The Hydrogen Poland Association and the Hungarian Hydrogen Technology Association – HHTA have gone ahead and signed one of low-emission hydrogen, green ammonia deals. On the same day, in Tokyo, Prime Minister Donald Tusk and Prime Minister Sanae Takaichi signed a broad strategic partnership agreement between Poland and Japan, as part of another set of hydrogen, green ammonia deals which included hydrogen and ammonia technologies as vital to economic security.
The dates are no coincidence. It is a sign of the states’ joint efforts to transform the experience of the March 2026 crisis into practical strategic choices.
Background – the limitations of tactical solutions
Since the conflict between the USA, Israel, and Iran in March 2026, the Strait of Hormuz has been closed. The magnitude of the shock is highlighted by the fact that 94.2% of Japan’s oil imports in February 2026 were from the Middle East.
Tokyo’s response was unprecedented. On 16 March, Japan announced its largest-ever release from strategic reserves, of 80 million barrels, or the equivalent of 15 days of private reserve demand and one month of national reserve demand, while lowering the private stockholding requirement from 70 days to 55 days. The government announced another release on April 10, equivalent to 20 days of consumption, starting in May. Prime Minister Takaichi said Japan will receive more than half of its imports through routes other than Hormuz by May.
The biggest strategic reserves in the world are not a structural solution but a time buffer. The latter implies a change of the energy carrier and its geographical origin. That’s the point of the April 15 agreements.
What’s inside the Warsaw-Budapest MoU?
Aleksander Naumann from Hydrogen Poland and Zoltán Butsi from HHTA signed the agreement, which sets a framework for cooperation in regulatory and market matters.
The key priorities are:
- Legal framework for a European green ammonia supply chain
- Advancing as well as refining RFNBO – Renewable Fuels of Non-Biological Origin regulations
- Conditions for setting up a Regional Hydrogen Bank or any other OPEX support scheme for renewable hydrogen production in Central Europe
The cooperation also goes on to include the exchange of experience from pilot projects and the coordination of positions on certification and guarantees of origin.

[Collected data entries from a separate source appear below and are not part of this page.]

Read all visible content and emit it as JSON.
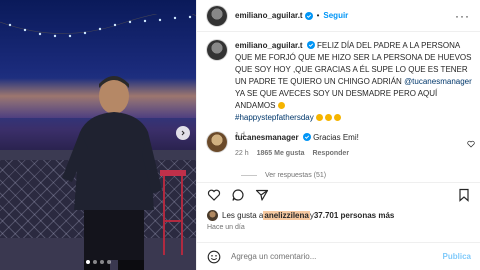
{
  "post": {
    "author": "emiliano_aguilar.t",
    "follow_label": "Seguir",
    "dot": "•",
    "more_label": "···"
  },
  "caption": {
    "author": "emiliano_aguilar.t",
    "text_part1": "FELIZ DÍA DEL PADRE A LA PERSONA QUE ME FORJÓ QUE ME HIZO SER LA PERSONA DE HUEVOS QUE SOY HOY ,QUE GRACIAS A ÉL SUPE LO QUE ES TENER UN PADRE TE QUIERO UN CHINGO ADRIÁN ",
    "mention": "@tucanesmanager",
    "text_part2": " YA SE QUE AVECES SOY UN DESMADRE PERO AQUÍ ANDAMOS ",
    "hashtag": "#happystepfathersday",
    "time": "1 d"
  },
  "comment": {
    "author": "tucanesmanager",
    "text": "Gracias Emi!",
    "time": "22 h",
    "likes": "1865 Me gusta",
    "reply": "Responder"
  },
  "replies": {
    "label": "Ver respuestas (51)"
  },
  "likes": {
    "prefix": "Les gusta a ",
    "user": "anelizzilena",
    "suffix_and": " y ",
    "count": "37.701 personas más"
  },
  "time_ago": "Hace un día",
  "composer": {
    "placeholder": "Agrega un comentario...",
    "publish_label": "Publica"
  }
}
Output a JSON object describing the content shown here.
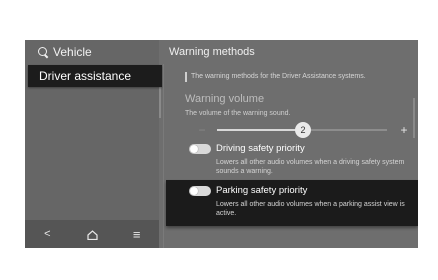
{
  "left_panel": {
    "search_label": "Vehicle",
    "menu_items": [
      {
        "label": "Driver assistance",
        "selected": true
      }
    ],
    "bottom_nav": {
      "back": "<",
      "home": "home-icon",
      "menu": "≡"
    }
  },
  "right_panel": {
    "title": "Warning methods",
    "description": "The warning methods for the Driver Assistance systems.",
    "volume": {
      "title": "Warning volume",
      "subtitle": "The volume of the warning sound.",
      "value": "2",
      "minus": "−",
      "plus": "+"
    },
    "options": [
      {
        "title": "Driving safety priority",
        "description": "Lowers all other audio volumes when a driving safety system sounds a warning.",
        "enabled": false
      },
      {
        "title": "Parking safety priority",
        "description": "Lowers all other audio volumes when a parking assist view is active.",
        "enabled": false,
        "highlighted": true
      }
    ]
  },
  "colors": {
    "screen_bg": "#6e6e6e",
    "selected_bg": "#1c1c1c",
    "highlight_bg": "#1b1b1b"
  }
}
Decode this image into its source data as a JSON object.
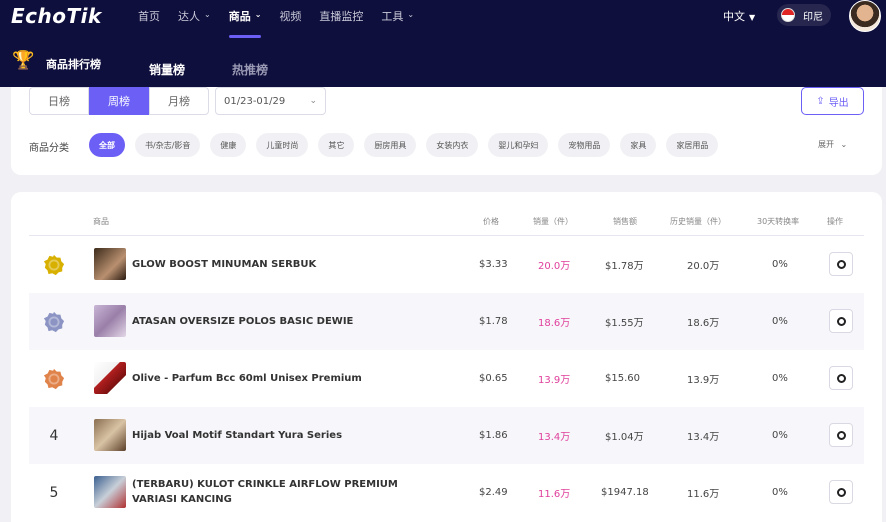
{
  "header": {
    "logo": "EchoTik",
    "nav": [
      {
        "label": "首页",
        "caret": false,
        "active": false
      },
      {
        "label": "达人",
        "caret": true,
        "active": false
      },
      {
        "label": "商品",
        "caret": true,
        "active": true
      },
      {
        "label": "视频",
        "caret": false,
        "active": false
      },
      {
        "label": "直播监控",
        "caret": false,
        "active": false
      },
      {
        "label": "工具",
        "caret": true,
        "active": false
      }
    ],
    "language": "中文",
    "region": "印尼"
  },
  "subnav": {
    "title": "商品排行榜",
    "tabs": [
      "销量榜",
      "热推榜"
    ]
  },
  "filters": {
    "periods": [
      "日榜",
      "周榜",
      "月榜"
    ],
    "active_period": "周榜",
    "date_range": "01/23-01/29",
    "export_label": "导出",
    "category_label": "商品分类",
    "categories": [
      "全部",
      "书/杂志/影音",
      "健康",
      "儿童时尚",
      "其它",
      "厨房用具",
      "女装内衣",
      "婴儿和孕妇",
      "宠物用品",
      "家具",
      "家居用品"
    ],
    "expand_label": "展开"
  },
  "table": {
    "headers": {
      "product": "商品",
      "price": "价格",
      "sales": "销量（件）",
      "revenue": "销售额",
      "history": "历史销量（件）",
      "conversion": "30天转换率",
      "action": "操作"
    },
    "rows": [
      {
        "rank": "1",
        "name": "GLOW BOOST MINUMAN SERBUK",
        "price": "$3.33",
        "sales": "20.0万",
        "revenue": "$1.78万",
        "history": "20.0万",
        "conversion": "0%"
      },
      {
        "rank": "2",
        "name": "ATASAN OVERSIZE POLOS BASIC DEWIE",
        "price": "$1.78",
        "sales": "18.6万",
        "revenue": "$1.55万",
        "history": "18.6万",
        "conversion": "0%"
      },
      {
        "rank": "3",
        "name": "Olive - Parfum Bcc 60ml Unisex Premium",
        "price": "$0.65",
        "sales": "13.9万",
        "revenue": "$15.60",
        "history": "13.9万",
        "conversion": "0%"
      },
      {
        "rank": "4",
        "name": "Hijab Voal Motif Standart Yura Series",
        "price": "$1.86",
        "sales": "13.4万",
        "revenue": "$1.04万",
        "history": "13.4万",
        "conversion": "0%"
      },
      {
        "rank": "5",
        "name": "(TERBARU) KULOT CRINKLE AIRFLOW PREMIUM VARIASI KANCING",
        "price": "$2.49",
        "sales": "11.6万",
        "revenue": "$1947.18",
        "history": "11.6万",
        "conversion": "0%"
      }
    ]
  },
  "colors": {
    "header_bg": "#0f0f3d",
    "accent": "#6c5ff5",
    "sales_pink": "#e0409c",
    "medal_gold": "#d8b000",
    "medal_silver": "#8c94c4",
    "medal_bronze": "#e0834a"
  }
}
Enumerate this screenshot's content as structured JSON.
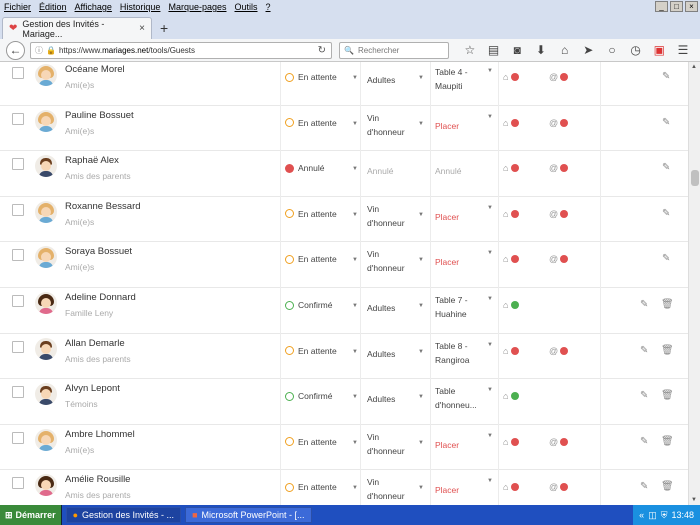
{
  "menubar": {
    "items": [
      "Fichier",
      "Édition",
      "Affichage",
      "Historique",
      "Marque-pages",
      "Outils",
      "?"
    ]
  },
  "window": {
    "controls": [
      "_",
      "□",
      "×"
    ]
  },
  "tab": {
    "title": "Gestion des Invités - Mariage...",
    "close": "×",
    "new": "+"
  },
  "nav": {
    "url_prefix": "https://www.",
    "url_host": "mariages.net",
    "url_path": "/tools/Guests",
    "search_placeholder": "Rechercher"
  },
  "guests": [
    {
      "name": "Océane Morel",
      "group": "Ami(e)s",
      "status": "En attente",
      "status_type": "wait",
      "menu": "Adultes",
      "table": "Table 4 - Maupiti",
      "table_type": "normal",
      "inv": "red",
      "at": true,
      "edit": true,
      "trash": false,
      "avatar": "f"
    },
    {
      "name": "Pauline Bossuet",
      "group": "Ami(e)s",
      "status": "En attente",
      "status_type": "wait",
      "menu": "Vin d'honneur",
      "table": "Placer",
      "table_type": "red",
      "inv": "red",
      "at": true,
      "edit": true,
      "trash": false,
      "avatar": "f"
    },
    {
      "name": "Raphaë Alex",
      "group": "Amis des parents",
      "status": "Annulé",
      "status_type": "no",
      "menu": "Annulé",
      "menu_grey": true,
      "table": "Annulé",
      "table_type": "grey",
      "inv": "red",
      "at": true,
      "edit": true,
      "trash": false,
      "avatar": "m"
    },
    {
      "name": "Roxanne Bessard",
      "group": "Ami(e)s",
      "status": "En attente",
      "status_type": "wait",
      "menu": "Vin d'honneur",
      "table": "Placer",
      "table_type": "red",
      "inv": "red",
      "at": true,
      "edit": true,
      "trash": false,
      "avatar": "f"
    },
    {
      "name": "Soraya Bossuet",
      "group": "Ami(e)s",
      "status": "En attente",
      "status_type": "wait",
      "menu": "Vin d'honneur",
      "table": "Placer",
      "table_type": "red",
      "inv": "red",
      "at": true,
      "edit": true,
      "trash": false,
      "avatar": "f"
    },
    {
      "name": "Adeline Donnard",
      "group": "Famille Leny",
      "status": "Confirmé",
      "status_type": "ok",
      "menu": "Adultes",
      "table": "Table 7 - Huahine",
      "table_type": "normal",
      "inv": "green",
      "at": false,
      "edit": true,
      "trash": true,
      "avatar": "f2"
    },
    {
      "name": "Allan Demarle",
      "group": "Amis des parents",
      "status": "En attente",
      "status_type": "wait",
      "menu": "Adultes",
      "table": "Table 8 - Rangiroa",
      "table_type": "normal",
      "inv": "red",
      "at": true,
      "edit": true,
      "trash": true,
      "avatar": "m"
    },
    {
      "name": "Alvyn Lepont",
      "group": "Témoins",
      "status": "Confirmé",
      "status_type": "ok",
      "menu": "Adultes",
      "table": "Table d'honneu...",
      "table_type": "normal",
      "inv": "green",
      "at": false,
      "edit": true,
      "trash": true,
      "avatar": "m"
    },
    {
      "name": "Ambre Lhommel",
      "group": "Ami(e)s",
      "status": "En attente",
      "status_type": "wait",
      "menu": "Vin d'honneur",
      "table": "Placer",
      "table_type": "red",
      "inv": "red",
      "at": true,
      "edit": true,
      "trash": true,
      "avatar": "f"
    },
    {
      "name": "Amélie Rousille",
      "group": "Amis des parents",
      "status": "En attente",
      "status_type": "wait",
      "menu": "Vin d'honneur",
      "table": "Placer",
      "table_type": "red",
      "inv": "red",
      "at": true,
      "edit": true,
      "trash": true,
      "avatar": "f2"
    }
  ],
  "taskbar": {
    "start": "Démarrer",
    "tasks": [
      "Gestion des Invités - ...",
      "Microsoft PowerPoint - [..."
    ],
    "clock": "13:48",
    "tray_arrow": "«"
  },
  "colors": {
    "wait": "#f0a020",
    "ok": "#4cb050",
    "no": "#e05050",
    "accent": "#e05050"
  }
}
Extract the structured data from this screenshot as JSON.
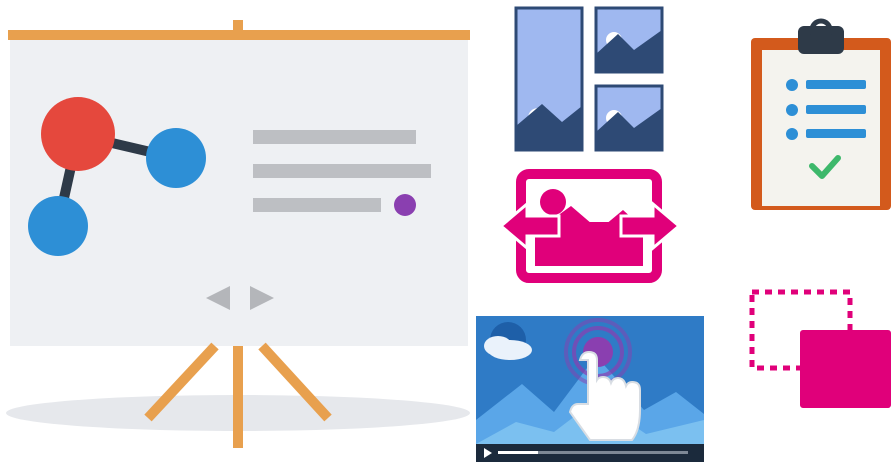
{
  "illustration": {
    "items": [
      {
        "name": "presentation-screen",
        "icon": "presentation-board-icon"
      },
      {
        "name": "image-gallery-layout",
        "icon": "image-gallery-icon"
      },
      {
        "name": "image-slider",
        "icon": "image-swap-icon"
      },
      {
        "name": "checklist-clipboard",
        "icon": "clipboard-checklist-icon"
      },
      {
        "name": "drag-move-box",
        "icon": "drag-drop-icon"
      },
      {
        "name": "interactive-video",
        "icon": "tap-video-icon"
      }
    ],
    "colors": {
      "orange": "#E8A04E",
      "red": "#E5483D",
      "blue": "#2D8FD6",
      "light_blue": "#9FB8F0",
      "magenta": "#E0007A",
      "purple": "#8A3FB0",
      "clipboard_brown": "#D35A1C",
      "check_green": "#3DB86B",
      "screen_gray": "#EEF0F3"
    }
  }
}
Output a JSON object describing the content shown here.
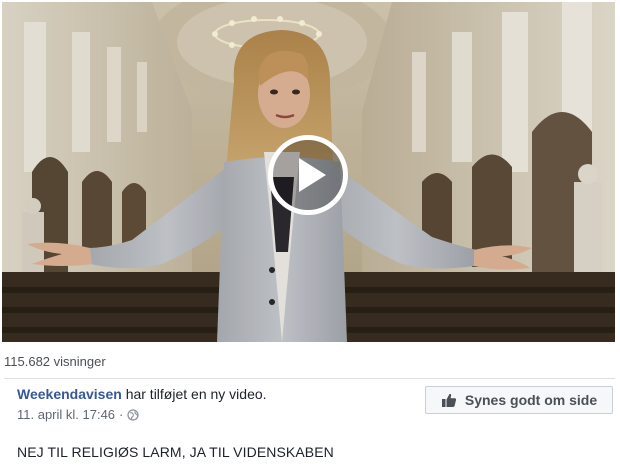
{
  "video": {
    "view_count": "115.682 visninger",
    "play_icon": "play-icon"
  },
  "post": {
    "author": "Weekendavisen",
    "action": "har tilføjet en ny video.",
    "timestamp": "11. april kl. 17:46",
    "separator": "·",
    "privacy_icon": "globe-icon",
    "text": "NEJ TIL RELIGIØS LARM, JA TIL VIDENSKABEN"
  },
  "like_button": {
    "label": "Synes godt om side",
    "icon": "thumbs-up-icon"
  }
}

What the Warsaw-Tokyo partnership means?
Prime Minister Donald Tusk’s as well as Prime Minister Sanae Takaichi’s agreement paves the way for Poland to access Japan’s mature ammonia technology ecosystem, from green ammonia-powered burners and boilers to maritime logistics and long-term contracting structures.
These are capabilities that Europe does not have on a similar scale but are crucial for import projects under development across the Mediterranean basin and the Red Sea region, including the Gulf of Aqaba.